Categoriearchief: Biogeography

The branch of biology that deals with the geographical distribution of plants and animals.

Taxonomic Trophies

Maarten Vanden Eynde

Taxonomic Trophies, 2005/2006

Maarten Vanden Eynde Trophies

In hunting, trophies can be awarded as part of a competition, although a class of trophies specific to hunting also exists. These trophies are obtained from the bodies of game animals. Often the heads or entire bodies are processed by a taxidermist, although sometimes other body parts such as teeth or horns are used as trophies. Hunting for the singular purpose of obtaining trophies is often considered improper today. Such trophies have also been produced from humans in cultures that accept cannibalism or when two societies clash in war.
Commencing in the 1970s and 1980s in the United Kingdom, USA and some other western countries, a pejorative association began to be assumed regarding the process of hunting for trophies.
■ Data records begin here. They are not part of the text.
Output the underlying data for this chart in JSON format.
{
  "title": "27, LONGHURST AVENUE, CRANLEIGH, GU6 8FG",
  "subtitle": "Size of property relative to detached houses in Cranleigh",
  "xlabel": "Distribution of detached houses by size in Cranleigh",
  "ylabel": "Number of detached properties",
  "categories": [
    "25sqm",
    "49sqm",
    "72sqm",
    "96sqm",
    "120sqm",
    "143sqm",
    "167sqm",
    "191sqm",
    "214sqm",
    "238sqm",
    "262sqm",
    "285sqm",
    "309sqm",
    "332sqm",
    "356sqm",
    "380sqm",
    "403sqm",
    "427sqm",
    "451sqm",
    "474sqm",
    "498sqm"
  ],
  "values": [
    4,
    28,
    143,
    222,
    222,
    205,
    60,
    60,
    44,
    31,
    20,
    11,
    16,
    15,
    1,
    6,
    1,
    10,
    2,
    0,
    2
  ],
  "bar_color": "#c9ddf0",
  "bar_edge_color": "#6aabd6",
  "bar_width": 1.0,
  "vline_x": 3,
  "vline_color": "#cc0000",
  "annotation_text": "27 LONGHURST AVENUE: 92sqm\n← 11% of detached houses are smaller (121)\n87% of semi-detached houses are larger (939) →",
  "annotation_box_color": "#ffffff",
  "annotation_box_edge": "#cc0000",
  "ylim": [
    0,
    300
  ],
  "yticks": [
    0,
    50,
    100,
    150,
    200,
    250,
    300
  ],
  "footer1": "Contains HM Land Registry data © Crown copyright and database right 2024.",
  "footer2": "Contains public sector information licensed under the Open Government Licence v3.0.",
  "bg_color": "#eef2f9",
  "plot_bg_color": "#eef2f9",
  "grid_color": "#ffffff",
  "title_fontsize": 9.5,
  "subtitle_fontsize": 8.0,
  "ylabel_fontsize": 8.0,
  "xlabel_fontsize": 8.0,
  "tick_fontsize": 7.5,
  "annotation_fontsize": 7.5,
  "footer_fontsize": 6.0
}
By the year 2000 there is widespread consensus in animal welfare organizations and in segments of the population as a whole that trophy hunting is to be discouraged. Many of the 189 countries signtory to the 1992 Rio Accord have developed Biodiversity Action Plans that discourage the hunting of protected species.
A Biodiversity Action Plan (BAP) is an internationally recognized programme addressing threatened species and habitats, which is designed to protect and restore biological systems. The original impetus for these plans derives from the 1992 Convention on Biological Diversity (CBD). As of 2006, 188 countries have ratified the CBD, but only a fraction of these have developed substantive BAP documents.
The principal elements of a BAP include:
1. preparing inventories of biological information for selected species or habitats;
2. assessing the conservation status of species within specified ecosystems;
3. creation of targets for conservation and restoration.

Maarten Vanden Eynde

Taxonomic Trophies; Death Valley, USA 2006

Maarten Vanden Eynde Death Valley

Definitions:

Taxonomic species = Taxonomic species are morphologically and otherwise classified groups of organisms that taxonomists determine to belong to a specific group (Gaston 1996). This is a more traditional definition of “species”.
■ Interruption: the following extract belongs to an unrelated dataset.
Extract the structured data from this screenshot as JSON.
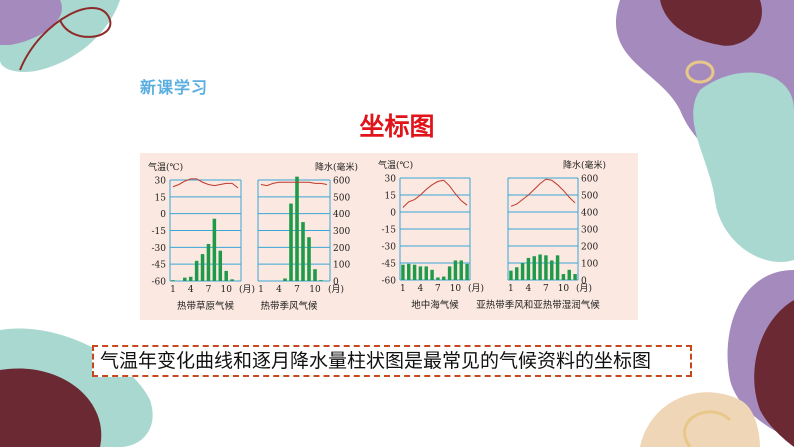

Trophic species = Trophic species are functional groups that contain organisms that appear to eat and be eaten by the exact same species within a food web (Cohen and Briand 1984). In other words, one or more species that eat entirely the same set of prey and are eaten by an entirely identical set of predators are considered one single trophic species.

A trophic species and a taxonomic species are identical when the trophic species contains only one taxon.

Taxonomy (from Greek verb τασσεῖν or tassein = “to classify” and νόμος or nomos = law, science, cf “economy”) was once only the science of classifying living organisms (alpha taxonomy), but later the word was applied in a wider sense, and may also refer to either a classification of things, or the principles underlying the classification. Almost anything, animate objects, inanimate objects, places, and events, may be classified according to some taxonomic scheme.